Certainly, schools have time and resource pressures, they have a lot to squeeze in, but the skills and disciplines you can learn through exercise and sport seem to have lost their value to many in our educational establishment. Physical toughness, the idea that you could overcome yourself through effort, a quality that will help you in much of life, was too ‘1950s’ and the idea of winning or losing in competitive sport was increasingly seen as downright harmful. The strong links that all sorts of sports clubs had with local schools were often allowed to wither away.
Those of us involved in coaching sports for young people started to see the dismal results of all this. Not just with those coming into our clubs, but children generally. They were becoming unfit, unconfident, overweight, uncoordinated and deficient in basic physical skills. We are now in a situation where the Youth Sports Trust, cited in the Times article above, has said that as children ‘struggle’ with rising levels of mental health problems and obesity, ‘it has never been more important to get young people active and taking part in competitive sport’. Absolutely right: we need to push back and put fitness, strength, good movement skills and physical resilience back into our children.

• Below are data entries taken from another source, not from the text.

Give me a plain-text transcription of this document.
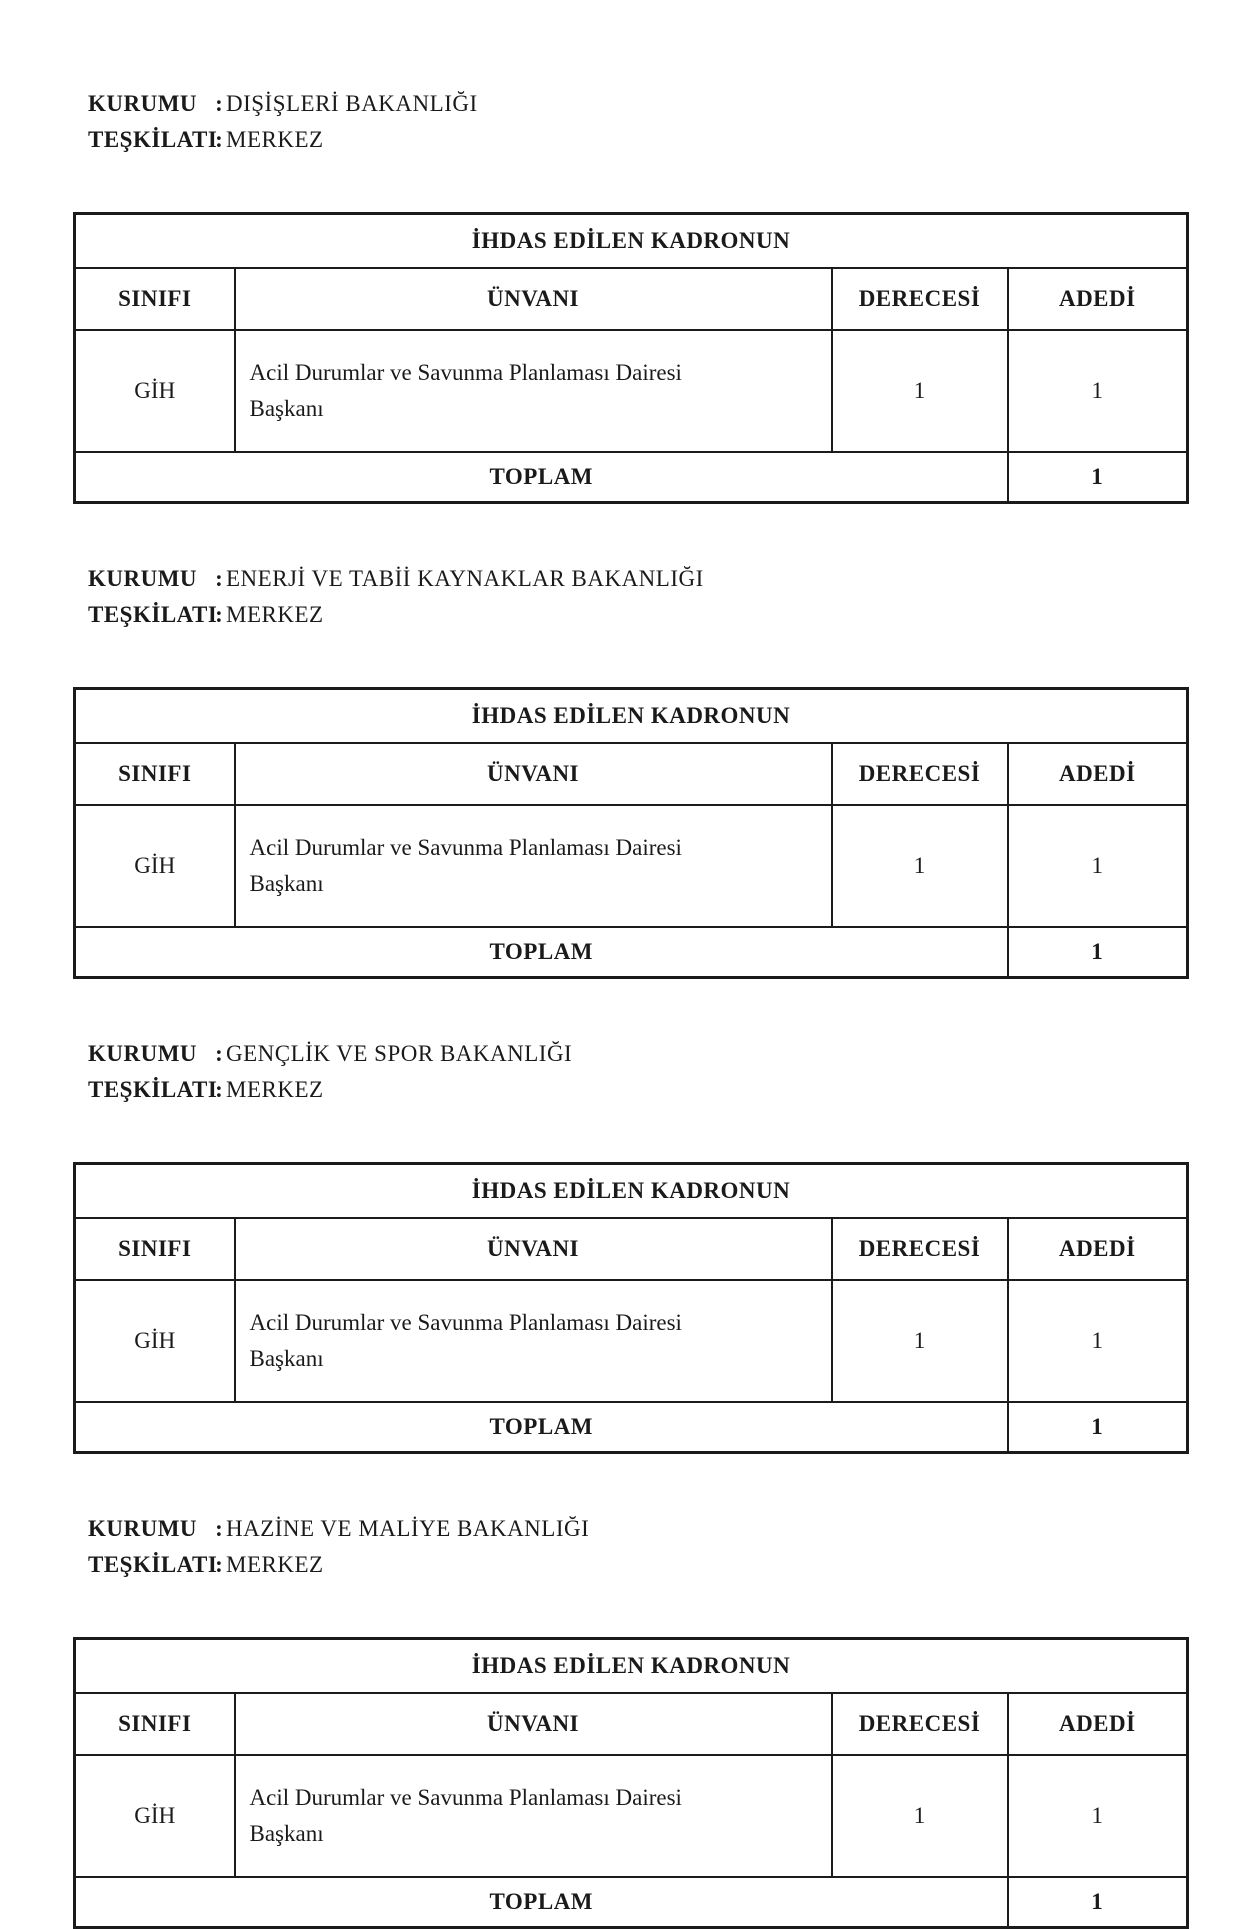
KURUMU : DIŞİŞLERİ BAKANLIĞI
TEŞKİLATI
: MERKEZ
İHDAS EDİLEN KADRONUN			
SINIFI	ÜNVANI	DERECESİ	ADEDİ
GİH	Acil Durumlar ve Savunma Planlaması Dairesi Başkanı	1	1
TOPLAM			1
KURUMU : ENERJİ VE TABİİ KAYNAKLAR BAKANLIĞI
TEŞKİLATI
: MERKEZ
İHDAS EDİLEN KADRONUN			
SINIFI	ÜNVANI	DERECESİ	ADEDİ
GİH	Acil Durumlar ve Savunma Planlaması Dairesi Başkanı	1	1
TOPLAM			1
KURUMU : GENÇLİK VE SPOR BAKANLIĞI
TEŞKİLATI
: MERKEZ
İHDAS EDİLEN KADRONUN			
SINIFI	ÜNVANI	DERECESİ	ADEDİ
GİH	Acil Durumlar ve Savunma Planlaması Dairesi Başkanı	1	1
TOPLAM			1
KURUMU : HAZİNE VE MALİYE BAKANLIĞI
TEŞKİLATI
: MERKEZ
İHDAS EDİLEN KADRONUN			
SINIFI	ÜNVANI	DERECESİ	ADEDİ
GİH	Acil Durumlar ve Savunma Planlaması Dairesi Başkanı	1	1
TOPLAM			1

These qualities all play a real part in building happy, productive, decent young adults. Children thrive on physical activity. Their self-esteem, confidence, general behaviour and aptitude for school work can all improve with increased fitness, especially if they take part in organised sport.
I coached athletics for more than 15 years, working with children aged 11 upwards. I learnt that teaching kids to run faster, to jump or throw further was almost a secondary result in our efforts. We were simply building more successful children. As well as acquiring physical fitness, they were gaining self-esteem, learning teamwork, the value of effort and social skills. They made friends and had fun, all in a safe environment.
Their parents understood this as they constantly reported all sorts of improvements. The thing I was most proud of was not the achievements as measured in race results, but the number of parents who told me how well their child had starting doing in school or how much happier and more sociable they had become since they had started training.
Most kids never get that far in sport; obviously, not everyone can be at the top. But the less talented can gain as much as their faster, stronger team-mates. Just knowing that they have moved up a notch or two through their own efforts will give most a real sense of achievement and self-belief.
Of course organised sport will never be for everyone. I absolutely don’t believe in conscripting children into their local sports clubs, though I would certainly encourage parents to talk to their children about giving different things a try. But all children should be encouraged to be more physically active, if possible with some element of having skills taught.
There is one small piece of good news coming out of our schools at the moment: the ‘Daily Mile’ initiative. This aims to get children to run or jog at their own pace for fifteen continuous minutes every day. There is an awful lot more that can be done than this, but it’s a good start, well within children’s capabilities whether they see themselves as ‘sporty’ or not, and it very much deserves support.
You might be someone who despises exercise – good for you. That’s none of my business. I don’t like ‘health Nazis’ and don’t want to tell adults how to live their lives. I do think, though, that in the last twenty or thirty years we have been failing children in an important part of their education. They should be taught habits and skills which, although they may be put aside when adulthood is reached, will still have made a real contribution to their development as people.